Was ist bei dieser Arbeit zu beachten?
Das Sensen ist nicht nur von der Körperkraft abhängig, es geht auch um Geschick und die Kombination von gutem Werkzeug, der Einstellung und der richtigen Bewegung. Hochwertiges Material ist die Grundvoraussetzung. Es gibt inzwischen aber leider nur noch zwei aktive Sensenschmieden in Mitteleuropa.
Was macht eine gute Sense denn aus?
Das beginnt beim Blatt: das richtige Metall. Viele „Billigsensen“ sind aus dem falschen Metall. Die sind zu hart, wodurch sie sich nicht mehr richtig dengeln, also schärfen, lassen. Die Blätter müssen geschmiedet werden, nicht gepresst und gewalzt. Das ist ein hochdiffiziler Prozess, bei dem viele Arbeitsschritte notwendig sind, um eine gute Sense zu formen.
Und man muss für verschiedene Arbeiten auch verschiedene Blätter haben. Wir haben grundsätzlich zwei verschiedene Linien. Das eine sind Grassensen, also für Gras, Blumen und Kräuter, und das andere sind Staudensensen. Gras geht etwa bis zur Brennnessel und Staudensensen fangen dort an und schneiden auch noch Jungwuchs von Bäumen. Die sind weniger scharf als Grassensen, dafür aber robuster.
Ganz wichtig sind auch die Worbe, das ist der Begriff für den Stiel. Diese sind aus Eschenholz, in vier verschiedenen Größen erhältlich und können auf jede Person ergonomisch richtig eingestellt werden. Das ist ein Riesenvorteil, den ich am eigenen Körper gespürt habe. Eine gute Sense ist nicht billig, aber wirklich gutes Werkzeug ist nie billig.
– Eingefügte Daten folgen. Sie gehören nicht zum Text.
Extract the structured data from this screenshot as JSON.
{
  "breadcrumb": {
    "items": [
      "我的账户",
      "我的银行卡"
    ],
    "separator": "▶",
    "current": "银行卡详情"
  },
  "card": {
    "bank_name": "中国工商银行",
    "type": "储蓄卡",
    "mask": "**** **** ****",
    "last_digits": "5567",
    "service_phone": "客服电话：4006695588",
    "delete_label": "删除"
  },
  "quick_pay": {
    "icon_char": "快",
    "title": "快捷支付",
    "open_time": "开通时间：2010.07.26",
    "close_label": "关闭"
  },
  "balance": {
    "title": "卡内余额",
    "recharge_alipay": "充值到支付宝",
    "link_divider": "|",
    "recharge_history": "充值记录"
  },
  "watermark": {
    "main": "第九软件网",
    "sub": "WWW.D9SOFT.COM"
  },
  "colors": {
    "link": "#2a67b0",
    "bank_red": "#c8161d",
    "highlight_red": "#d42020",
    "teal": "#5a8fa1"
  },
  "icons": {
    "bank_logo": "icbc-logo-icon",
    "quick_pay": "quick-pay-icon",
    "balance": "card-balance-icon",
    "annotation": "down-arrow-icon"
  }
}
Dafür hält so eine Sense auch ein Leben lang.
Worin liegen die Vorteile im Vergleich zur Landschaftspflege mit dem Balkenmäher?
Ganz einfach: Sie erlaubt, Gelände zu mähen, wo es mit Maschinen schwierig ist. Die einzige andere Alternative wäre dort der Freischneider. Aber die Sense braucht eben kein Benzin, es stinkt nicht, es rattert nicht und das Mähgut wird nicht zermatscht. Ihr könnt am Sonntagmorgen um vier mit der Sense raus und es stört niemanden.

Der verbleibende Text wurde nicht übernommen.